Les promeneurs sous la lune – Mai Erguza & Zidrou (2015)

Un joli titre pour l’œuvre de Mai Erguza & Zidrou, plein de promesses et de poésie.

Napoléon Carvallo se réveille depuis plusieurs nuits dans le lit de Linh, une femme qu’il ne connaît ni d’Eve ni d’Adam. Ils n’ont jamais eu de relations intimes, mais le bougre tient quand même à revenir chaque nuit se glisser sous les draps de la demoiselle. Elle ferme chaque nuit sa fenêtre et sa porte à clef, sans réussir à le tenir loin de son lit. Linh accepte de ne pas porter plainte, uniquement s’il va consulter un spécialiste du sommeil qui lui diagnostique une nouvelle maladie, totalement inconnue jusqu’alors.

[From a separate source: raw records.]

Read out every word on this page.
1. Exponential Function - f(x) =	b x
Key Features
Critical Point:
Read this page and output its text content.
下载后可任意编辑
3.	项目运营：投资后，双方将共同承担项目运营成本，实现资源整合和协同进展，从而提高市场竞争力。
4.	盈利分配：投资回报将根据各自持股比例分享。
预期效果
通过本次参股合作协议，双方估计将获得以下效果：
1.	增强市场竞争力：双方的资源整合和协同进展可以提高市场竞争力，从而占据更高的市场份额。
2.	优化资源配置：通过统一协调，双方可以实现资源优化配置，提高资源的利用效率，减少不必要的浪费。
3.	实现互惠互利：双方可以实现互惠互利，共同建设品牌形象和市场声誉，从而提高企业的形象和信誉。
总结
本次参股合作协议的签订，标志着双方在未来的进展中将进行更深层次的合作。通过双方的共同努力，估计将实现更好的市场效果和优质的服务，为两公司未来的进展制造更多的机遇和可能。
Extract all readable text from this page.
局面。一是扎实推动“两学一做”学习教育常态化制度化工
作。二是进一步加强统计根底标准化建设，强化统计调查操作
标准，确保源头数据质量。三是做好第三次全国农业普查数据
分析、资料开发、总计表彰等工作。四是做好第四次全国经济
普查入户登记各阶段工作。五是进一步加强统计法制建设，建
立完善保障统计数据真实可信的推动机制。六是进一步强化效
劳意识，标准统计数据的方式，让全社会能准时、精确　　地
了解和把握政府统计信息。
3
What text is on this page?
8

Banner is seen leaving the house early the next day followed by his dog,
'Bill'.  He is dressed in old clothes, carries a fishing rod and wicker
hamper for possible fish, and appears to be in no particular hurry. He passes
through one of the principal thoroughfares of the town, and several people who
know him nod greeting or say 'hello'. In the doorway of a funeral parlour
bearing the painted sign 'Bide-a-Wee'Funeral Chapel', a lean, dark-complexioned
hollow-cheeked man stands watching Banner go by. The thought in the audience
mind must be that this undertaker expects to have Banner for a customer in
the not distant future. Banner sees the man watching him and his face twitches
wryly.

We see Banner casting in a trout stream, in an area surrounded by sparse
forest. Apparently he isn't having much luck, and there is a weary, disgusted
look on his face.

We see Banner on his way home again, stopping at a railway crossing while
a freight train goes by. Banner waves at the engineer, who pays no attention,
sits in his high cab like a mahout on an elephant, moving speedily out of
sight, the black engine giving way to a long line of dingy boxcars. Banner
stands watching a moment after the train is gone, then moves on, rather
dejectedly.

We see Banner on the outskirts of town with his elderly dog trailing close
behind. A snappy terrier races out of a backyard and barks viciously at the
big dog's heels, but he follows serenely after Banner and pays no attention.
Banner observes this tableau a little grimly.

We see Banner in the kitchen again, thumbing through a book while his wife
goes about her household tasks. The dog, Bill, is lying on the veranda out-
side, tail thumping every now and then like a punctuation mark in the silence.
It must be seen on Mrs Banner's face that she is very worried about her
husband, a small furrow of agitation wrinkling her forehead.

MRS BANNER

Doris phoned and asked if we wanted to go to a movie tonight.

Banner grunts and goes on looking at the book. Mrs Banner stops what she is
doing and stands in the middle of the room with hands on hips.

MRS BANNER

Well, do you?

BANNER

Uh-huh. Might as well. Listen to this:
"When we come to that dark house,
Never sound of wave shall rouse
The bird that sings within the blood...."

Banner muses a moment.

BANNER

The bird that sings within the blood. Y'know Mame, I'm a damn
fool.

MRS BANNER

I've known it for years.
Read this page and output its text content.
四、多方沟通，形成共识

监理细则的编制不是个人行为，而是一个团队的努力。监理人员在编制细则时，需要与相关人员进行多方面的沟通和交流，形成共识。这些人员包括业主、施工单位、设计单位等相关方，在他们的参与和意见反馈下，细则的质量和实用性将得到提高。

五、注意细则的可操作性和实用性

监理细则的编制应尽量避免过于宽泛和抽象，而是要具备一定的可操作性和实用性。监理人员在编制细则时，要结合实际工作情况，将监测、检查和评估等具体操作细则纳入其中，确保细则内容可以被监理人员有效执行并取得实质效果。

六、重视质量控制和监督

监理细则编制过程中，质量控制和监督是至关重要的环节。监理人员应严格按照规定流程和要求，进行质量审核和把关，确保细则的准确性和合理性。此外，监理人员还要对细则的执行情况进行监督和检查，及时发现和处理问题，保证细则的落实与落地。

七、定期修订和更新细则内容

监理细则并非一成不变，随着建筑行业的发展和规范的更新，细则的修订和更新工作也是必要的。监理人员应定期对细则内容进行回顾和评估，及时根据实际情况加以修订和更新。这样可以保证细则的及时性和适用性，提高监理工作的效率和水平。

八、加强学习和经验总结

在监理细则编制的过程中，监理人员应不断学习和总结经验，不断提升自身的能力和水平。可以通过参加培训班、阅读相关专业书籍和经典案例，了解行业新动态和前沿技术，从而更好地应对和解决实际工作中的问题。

Et le plus étrange, c’est qu’elle est contagieuse … Bientôt c’est toute la ville qui se retrouve à marcher la nuit sur les toits.

Vous avez déjà le plus gros point fort de la BD, et son plus gros défaut, résumés en cinq lignes. Pour que ce soit aussi concis et rapide, il n’y a que deux réponses possibles : soit la BD a un problème, soit l’auteure de l’article est extrêmement douée.

En effet, si l’on peut résumer l’histoire en deux secondes, sans rien omettre, c’est que la BD souffre d’un manque de consistance assez problématique. L’histoire s’attache à Napoléon et Linh, et à leur relation qui évolue au fil de leur rencontre. On découvre deux ou trois personnages annexes sans beaucoup d’intérêt et basta. Niveau personnages, on reste un peu sur notre faim. On peut néanmoins aller se nourrir du côté du concept de base, ce nouveau somnambulisme qui se transmet comme une traînée de poudre. Juste ce qu’il faut d’originalité pour te faire ouvrir la BD, mais pas assez pour te maintenir en haleine.

Seule l’ambiance nocturne sur les toits de la ville reste un peu en tête. Ce charme pittoresque auquel participent les dessins. Figés, presque photographiques, aux couleurs pastel, tout mimis tout beaux, c’est la seule chose dont on ne se lasse pas.

A partir d’un concept assez original, l’auteur aboutit à une BD sympa, qu’on lit sans problème mais qu’on oublie aussi assez vite. Tout est basé sur l’idée originelle : le reste est assez plan-plan, et fait figure de remplissage. L’humour est enfantin, facile. Il peut arracher un sourire ou deux, mais il y a de fortes chances que ça s’arrête là. Le résultat est une œuvre mignonne qui t’occupe pendant vingt minutes.